I had a brand new 2013 CC Lux. It had about 2700 miles on it when it stalled out while idling and wouldn't start back up. It was towed to the dealer and they found a malfunction with the fuel pump. The part was replaced. The next day after I picked the car up the cabin smelled like gas and the fuel cap light was on. I took it to the dealer I purchased it at and they said the fuel pump wasn't installed properly at the first dealer. They replaced it a second time. Car seemed to be driving fine until I went on a long trip. I stopped off of the highway to get food and when I came out the car would not start again. It was towed to a different dealer because I was in Virginia this time. They called VW direct and put a ticket in on the issue. Engineers worked with the dealer to do more testing on the fuel system and they found that a suction jet wasn't installed properly during assembly. 

I picked up the car and drove it back to NC, but as you can imagine I couldn't depend on this car as it had broken down three times. I called my dealer in NC and they told me to call VW. I told them I didn't want this car anymore because I didn't want to be stranded again. They called a few days later and decided to buy the car back from me. VW was going to do more testing and see if the car could be fixed. I guess they figured it out because I saw it on the dealer's website listed for sale. 

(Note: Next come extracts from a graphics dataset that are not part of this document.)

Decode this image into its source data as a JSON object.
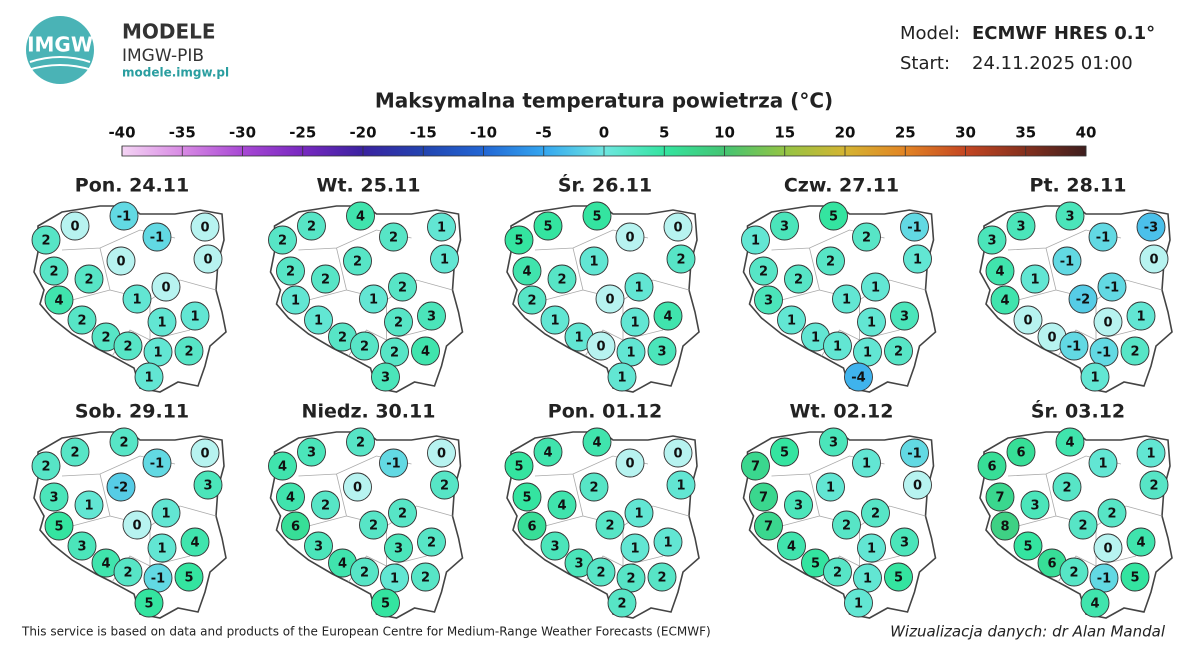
{
  "header": {
    "logo": "IMGW",
    "brand": "MODELE",
    "org": "IMGW-PIB",
    "url": "modele.imgw.pl",
    "model_label": "Model:",
    "model": "ECMWF HRES 0.1°",
    "start_label": "Start:",
    "start": "24.11.2025 01:00"
  },
  "title": "Maksymalna temperatura powietrza (°C)",
  "colorbar": {
    "ticks": [
      -40,
      -35,
      -30,
      -25,
      -20,
      -15,
      -10,
      -5,
      0,
      5,
      10,
      15,
      20,
      25,
      30,
      35,
      40
    ]
  },
  "panels": [
    {
      "day": "Pon. 24.11",
      "values": [
        0,
        -1,
        -1,
        0,
        2,
        0,
        0,
        2,
        2,
        0,
        4,
        1,
        2,
        1,
        1,
        2,
        2,
        1,
        2,
        1
      ]
    },
    {
      "day": "Wt. 25.11",
      "values": [
        2,
        4,
        2,
        1,
        2,
        2,
        1,
        2,
        2,
        2,
        1,
        1,
        1,
        2,
        3,
        2,
        2,
        2,
        4,
        3
      ]
    },
    {
      "day": "Śr. 26.11",
      "values": [
        5,
        5,
        0,
        0,
        5,
        1,
        2,
        4,
        2,
        1,
        2,
        0,
        1,
        1,
        4,
        1,
        0,
        1,
        3,
        1
      ]
    },
    {
      "day": "Czw. 27.11",
      "values": [
        3,
        5,
        2,
        -1,
        1,
        2,
        1,
        2,
        2,
        1,
        3,
        1,
        1,
        1,
        3,
        1,
        1,
        1,
        2,
        -4
      ]
    },
    {
      "day": "Pt. 28.11",
      "values": [
        3,
        3,
        -1,
        -3,
        3,
        -1,
        0,
        4,
        1,
        -1,
        4,
        -2,
        0,
        0,
        1,
        0,
        -1,
        -1,
        2,
        1
      ]
    },
    {
      "day": "Sob. 29.11",
      "values": [
        2,
        2,
        -1,
        0,
        2,
        -2,
        3,
        3,
        1,
        1,
        5,
        0,
        3,
        1,
        4,
        4,
        2,
        -1,
        5,
        5
      ]
    },
    {
      "day": "Niedz. 30.11",
      "values": [
        3,
        2,
        -1,
        0,
        4,
        0,
        2,
        4,
        2,
        2,
        6,
        2,
        3,
        3,
        2,
        4,
        2,
        1,
        2,
        5
      ]
    },
    {
      "day": "Pon. 01.12",
      "values": [
        4,
        4,
        0,
        0,
        5,
        2,
        1,
        5,
        4,
        1,
        6,
        2,
        3,
        1,
        1,
        3,
        2,
        2,
        2,
        2
      ]
    },
    {
      "day": "Wt. 02.12",
      "values": [
        5,
        3,
        1,
        -1,
        7,
        1,
        0,
        7,
        3,
        2,
        7,
        2,
        4,
        1,
        3,
        5,
        2,
        1,
        5,
        1
      ]
    },
    {
      "day": "Śr. 03.12",
      "values": [
        6,
        4,
        1,
        1,
        6,
        2,
        2,
        7,
        3,
        2,
        8,
        2,
        5,
        0,
        4,
        6,
        2,
        -1,
        5,
        4
      ]
    }
  ],
  "footer": {
    "source": "This service is based on data and products of the European Centre for Medium-Range Weather Forecasts (ECMWF)",
    "credit": "Wizualizacja danych: dr Alan Mandal"
  }
}
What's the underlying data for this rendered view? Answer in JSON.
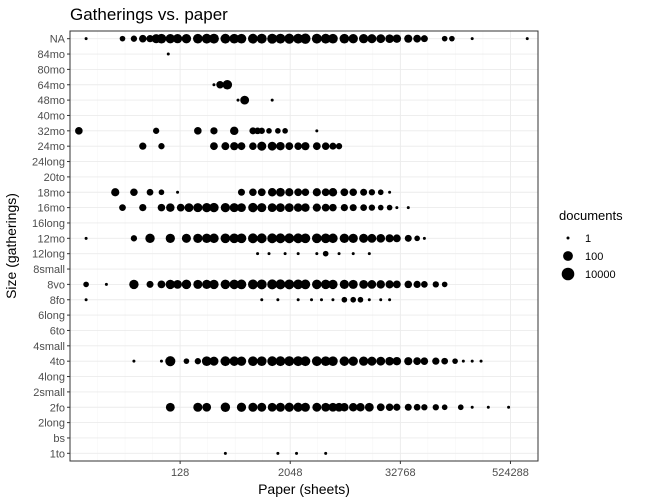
{
  "chart_data": {
    "type": "scatter",
    "title": "Gatherings vs. paper",
    "xlabel": "Paper (sheets)",
    "ylabel": "Size (gatherings)",
    "x_scale": "log2",
    "xlim": [
      8,
      1048576
    ],
    "x_ticks": [
      128,
      2048,
      32768,
      524288
    ],
    "x_tick_labels": [
      "128",
      "2048",
      "32768",
      "524288"
    ],
    "categories": [
      "1to",
      "bs",
      "2long",
      "2fo",
      "2small",
      "4long",
      "4to",
      "4small",
      "6to",
      "6long",
      "8fo",
      "8vo",
      "8small",
      "12long",
      "12mo",
      "16long",
      "16mo",
      "18mo",
      "20to",
      "24long",
      "24mo",
      "32mo",
      "40mo",
      "48mo",
      "64mo",
      "80mo",
      "84mo",
      "NA"
    ],
    "grid": true,
    "legend": {
      "title": "documents",
      "position": "right",
      "entries": [
        {
          "label": "1",
          "value": 1
        },
        {
          "label": "100",
          "value": 100
        },
        {
          "label": "10000",
          "value": 10000
        }
      ]
    },
    "size_scale": "area",
    "series": [
      {
        "category": "1to",
        "x": [
          400,
          1500,
          2400,
          5000
        ],
        "documents": [
          1,
          1,
          1,
          1
        ]
      },
      {
        "category": "2fo",
        "x": [
          100,
          200,
          250,
          400,
          600,
          800,
          1000,
          1300,
          1600,
          2000,
          2500,
          3000,
          4000,
          5000,
          6000,
          7000,
          8000,
          10000,
          12000,
          15000,
          20000,
          25000,
          30000,
          40000,
          50000,
          60000,
          80000,
          100000,
          150000,
          200000,
          300000,
          500000
        ],
        "documents": [
          30,
          40,
          25,
          60,
          50,
          40,
          35,
          30,
          40,
          45,
          50,
          40,
          35,
          30,
          30,
          25,
          20,
          20,
          20,
          30,
          10,
          8,
          6,
          5,
          4,
          3,
          3,
          2,
          2,
          1,
          1,
          1
        ]
      },
      {
        "category": "4to",
        "x": [
          40,
          80,
          100,
          150,
          200,
          250,
          300,
          400,
          500,
          600,
          800,
          1000,
          1300,
          1600,
          2000,
          2500,
          3000,
          4000,
          5000,
          6000,
          8000,
          10000,
          13000,
          16000,
          20000,
          25000,
          30000,
          40000,
          50000,
          60000,
          80000,
          100000,
          130000,
          160000,
          200000,
          250000
        ],
        "documents": [
          1,
          1,
          150,
          2,
          3,
          80,
          40,
          100,
          70,
          60,
          80,
          90,
          100,
          110,
          120,
          120,
          110,
          100,
          90,
          80,
          70,
          60,
          50,
          40,
          30,
          25,
          20,
          15,
          10,
          8,
          6,
          4,
          2,
          1,
          1,
          1
        ]
      },
      {
        "category": "8fo",
        "x": [
          12,
          1000,
          1500,
          2500,
          3500,
          4500,
          6000,
          8000,
          10000,
          12000,
          15000,
          20000,
          25000
        ],
        "documents": [
          1,
          1,
          1,
          1,
          1,
          1,
          1,
          2,
          2,
          2,
          1,
          1,
          1
        ]
      },
      {
        "category": "8vo",
        "x": [
          12,
          20,
          40,
          60,
          80,
          100,
          120,
          150,
          200,
          250,
          300,
          400,
          500,
          600,
          800,
          1000,
          1300,
          1600,
          2000,
          2500,
          3000,
          4000,
          5000,
          6000,
          8000,
          10000,
          13000,
          16000,
          20000,
          25000,
          30000,
          40000,
          50000,
          60000,
          80000,
          100000
        ],
        "documents": [
          2,
          1,
          60,
          5,
          10,
          60,
          30,
          70,
          40,
          50,
          60,
          70,
          80,
          90,
          100,
          110,
          120,
          120,
          110,
          100,
          90,
          80,
          70,
          60,
          50,
          40,
          30,
          25,
          20,
          15,
          10,
          8,
          6,
          4,
          3,
          2
        ]
      },
      {
        "category": "12long",
        "x": [
          900,
          1200,
          1800,
          2500,
          4000,
          5000,
          7000,
          10000,
          15000
        ],
        "documents": [
          1,
          1,
          1,
          1,
          1,
          2,
          1,
          1,
          1
        ]
      },
      {
        "category": "12mo",
        "x": [
          12,
          40,
          60,
          100,
          150,
          200,
          250,
          300,
          400,
          500,
          600,
          800,
          1000,
          1300,
          1600,
          2000,
          2500,
          3000,
          4000,
          5000,
          6000,
          8000,
          10000,
          13000,
          16000,
          20000,
          25000,
          30000,
          40000,
          50000,
          60000
        ],
        "documents": [
          1,
          3,
          60,
          50,
          40,
          50,
          60,
          70,
          80,
          90,
          90,
          100,
          100,
          110,
          110,
          100,
          100,
          90,
          90,
          80,
          70,
          60,
          50,
          40,
          30,
          25,
          15,
          10,
          5,
          2,
          1
        ]
      },
      {
        "category": "16mo",
        "x": [
          30,
          50,
          80,
          100,
          130,
          160,
          200,
          250,
          300,
          400,
          500,
          600,
          800,
          1000,
          1300,
          1600,
          2000,
          2500,
          3000,
          4000,
          5000,
          6000,
          8000,
          10000,
          13000,
          16000,
          20000,
          25000,
          30000,
          40000
        ],
        "documents": [
          4,
          6,
          8,
          20,
          10,
          30,
          40,
          50,
          60,
          50,
          40,
          30,
          60,
          40,
          30,
          30,
          30,
          20,
          20,
          15,
          10,
          8,
          6,
          5,
          4,
          3,
          2,
          2,
          1,
          1
        ]
      },
      {
        "category": "18mo",
        "x": [
          25,
          40,
          60,
          80,
          120,
          600,
          800,
          1000,
          1300,
          1600,
          2000,
          2500,
          3000,
          4000,
          5000,
          6000,
          8000,
          10000,
          13000,
          16000,
          20000,
          25000
        ],
        "documents": [
          15,
          8,
          4,
          2,
          1,
          5,
          8,
          10,
          20,
          30,
          15,
          10,
          8,
          15,
          10,
          20,
          10,
          8,
          5,
          3,
          2,
          1
        ]
      },
      {
        "category": "24mo",
        "x": [
          50,
          80,
          300,
          400,
          500,
          600,
          800,
          1000,
          1300,
          1600,
          2000,
          2500,
          3000,
          4000,
          5000,
          6000,
          7000
        ],
        "documents": [
          6,
          3,
          10,
          12,
          15,
          10,
          8,
          40,
          30,
          20,
          10,
          8,
          15,
          10,
          8,
          5,
          3
        ]
      },
      {
        "category": "32mo",
        "x": [
          10,
          70,
          200,
          300,
          500,
          800,
          900,
          1000,
          1200,
          1500,
          1800,
          4000
        ],
        "documents": [
          8,
          3,
          8,
          6,
          20,
          5,
          4,
          3,
          2,
          2,
          2,
          1
        ]
      },
      {
        "category": "48mo",
        "x": [
          550,
          650,
          1300
        ],
        "documents": [
          1,
          30,
          1
        ]
      },
      {
        "category": "64mo",
        "x": [
          300,
          350,
          420
        ],
        "documents": [
          1,
          8,
          70
        ]
      },
      {
        "category": "84mo",
        "x": [
          95
        ],
        "documents": [
          1
        ]
      },
      {
        "category": "NA",
        "x": [
          12,
          30,
          40,
          50,
          60,
          70,
          80,
          100,
          120,
          150,
          200,
          250,
          300,
          400,
          500,
          600,
          800,
          1000,
          1300,
          1600,
          2000,
          2500,
          3000,
          4000,
          5000,
          6000,
          8000,
          10000,
          13000,
          16000,
          20000,
          25000,
          30000,
          40000,
          50000,
          60000,
          100000,
          120000,
          200000,
          800000
        ],
        "documents": [
          1,
          2,
          3,
          8,
          6,
          40,
          80,
          60,
          50,
          60,
          80,
          100,
          120,
          100,
          90,
          80,
          100,
          120,
          130,
          120,
          140,
          120,
          200,
          120,
          100,
          90,
          80,
          60,
          50,
          40,
          30,
          25,
          20,
          15,
          10,
          5,
          2,
          2,
          1,
          1
        ]
      }
    ]
  }
}
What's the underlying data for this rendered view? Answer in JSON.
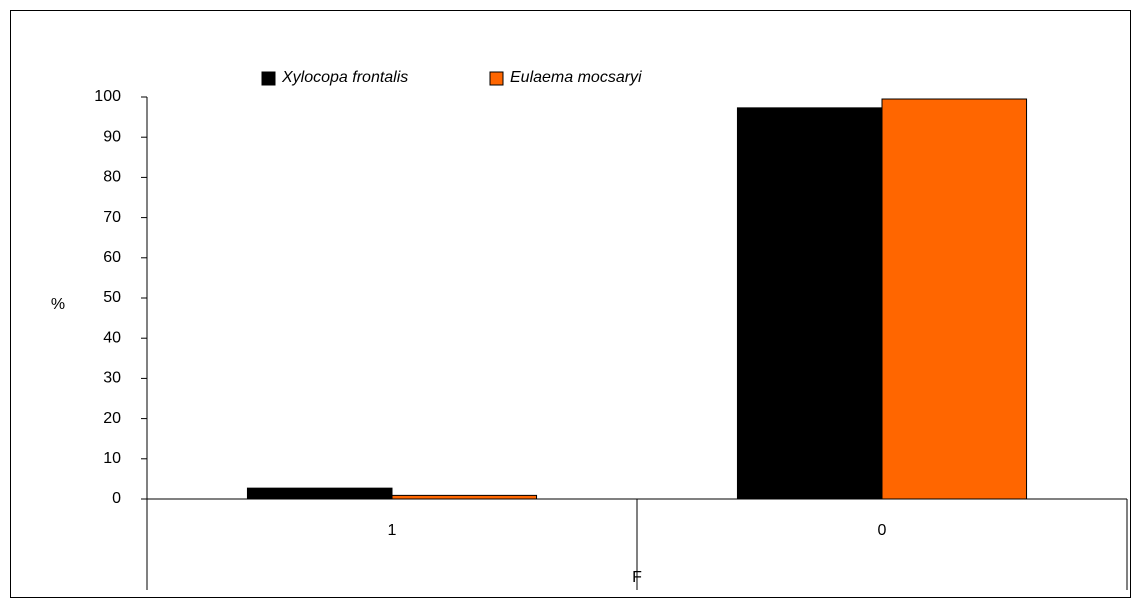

Perhaps there's an issue with the CC's fuel system that has yet to be discovered. Good luck!


----------



## BsickPassat (May 10, 2010)

the P0087 is an interesting one... because it usually points to the camshaft lobe that drives the HPFP... it's usually a problem on the BPY engine, due to its tappet style follower. the CCTA engine has a roller follower... but somehow that code get tripped


----------



## Boosted2003! (Mar 10, 2009)

BsickPassat said:


> the P0087 is an interesting one... because it usually points to the camshaft lobe that drives the HPFP... it's usually a problem on the BPY engine, due to its tappet style follower. the CCTA engine has a roller follower... but somehow that code get tripped


 The HPFP still go bad in the TSI engine but just not as much.


----------



## blue hare (Apr 12, 2004)

Had similar issues with my car.. First time they replaced the plug as the car died on the side of the road. Second time they replaced the fuel filter and third the pump. Finally they changed one of the fule injectors and it works fine (so far). Good luck - I know how frustrating it's been.


----------



## Justseahawk (Aug 21, 2016)

Did you get the module replaced from the Recall yet? Finally took mine to the dealership and that's what it turned out to be. Probably caused side issues as well.


blue hare said:


> Had similar issues with my car.. First time they replaced the plug as the car died on the side of the road. Second time they replaced the fuel filter and third the pump. Finally they changed one of the fule injectors and it works fine (so far). Good luck - I know how frustrating it's been.


----------